Laura Z. Hobson was one of the most influential authors of the mid-20th century, achieving renown for her novel Gentleman's Agreement, which was filmed -- over the objections of most of Hollywood -- by 20th Century Fox under production chief Darryl F. Zanuck. Hobson's career, however, was filled with works that challenged peoples' beliefs and prejudices. Born Laura Kean Zamekin in New York City, she was the daughter of Michael Zamekin, a Russian-Jewish émigré, and the former Adella Kean, and was raised on Long Island. Her progressive-minded parents taught their daughter to be a free-thinker, and,among other issues troubling the world, she was very sensitive to anti-Semitism, even in her teens. Hobson graduated from Cornell University and became a copywriter for an advertising firm, and later a reporter for the New York Post. (In those days, the Post was a bastion of progressive, pragmatic liberalism, in sharp contrast to what it became in the 1970s under publisher Rupert Murdoch.) In 1930, she married publishing executive Francis Thayer Hobson, taking his name, and in 1934, joined the promotion staff of Luce publications, which, at the time, owned Time, Life, and Fortune magazines. Her marriage ended in 1935, the same year she wrote her first short story. Hobson's work began appearing in all of the top magazines in the U.S., and she became successful enough to leave Luce in 1940.

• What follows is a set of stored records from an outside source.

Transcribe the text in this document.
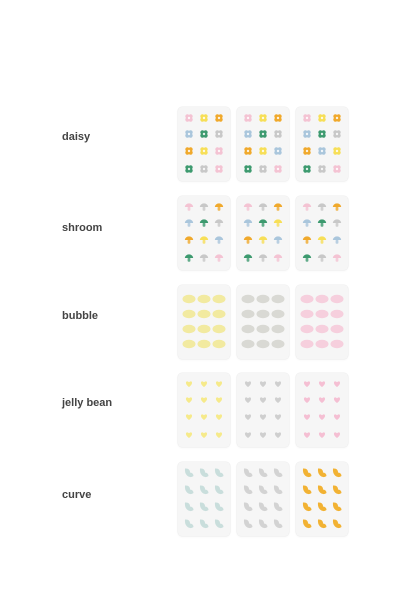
daisy
shroom
bubble
jelly bean
curve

Hobson's first novel, The Trespassers (1943), was a searing attack on the American immigration quota system that existed in the '30s, which had made it impossible for many refugees from Hitler's Germany to gain entry into the United States. In 1943, she began work on her second book, Gentleman's Agreement, telling her publisher, in an oft-quoted presentation, "I've got an idea for a book that the magazines will never look at, the movie won't touch, and the public won't buy -- but I have to do it." An account of anti-Semitism in present day America, the book, published in 1947, fulfilled the most promising elements of its predecessor and proved much more popular than anyone involved ever predicted. Serialized by Cosmopolitan, it generated the largest amount of mail in the magazine's history and became an instant bestseller when published by Simon & Schuster. An account of a non-Jewish man's effort to pass as Jewish in New York City (in order to write a magazine article) and the problems he encounters from friends, colleagues, strangers,and others, the book was, at the time, an eye-opening piece of fiction for many non-Jewish readers, and evoked much sympathy. But it also opened old wounds for Jewish readers, who took the work to heart. Zanuck, one of the few Hollywood moguls who was not Jewish, licensed the movie rights for a reported $75,000 (a huge sum in those days) plus a percentage of the profits to Hobson. Most of his peers, who were Jewish, were appalled at his decision to make the movie; as older, assimilated Jews, they believed that the film would only stir up trouble. The book and the movie had their limitations: Both dealt almost exclusively with the middle- and upper-middle classes. But the film struck like a thunderbolt in the hands of director Elia Kazan and a cast led by Gregory Peck, Dorothy McGuire, and Anne Revere, earning huge box-office returns and a brace of Oscar nominations. The book and the movie's impact was felt throughout society, and even received praise from the NAACP.

Hobson tried her hand at writing screenplays with the drama Her Twelve Men (1954), but she was much more comfortable in the milieu of literary creation, and her stay in Hollywood was a short one. Her later books all sold well, and several embraced difficult and challenging subjects -- and were even more groundbreaking than Gentleman's Agreement -- most notably Consenting Adult (1975). Adapted in 1985 as a made-for-TV movie, it told the story of a couple suddenly confronted by the fact that their college-age son is gay. Hobson's novel The Tenth Month, dealing with a woman who chooses single motherhood, was also made into a 1979 film starring Carol Burnett.

Hobson continued writing up until her death in 1986; in the decades since, most of her books have been in print at various times. In 2002, Kazan's film Gentleman's Agreement helped inaugurate Fox Video's Studio Classics DVD series.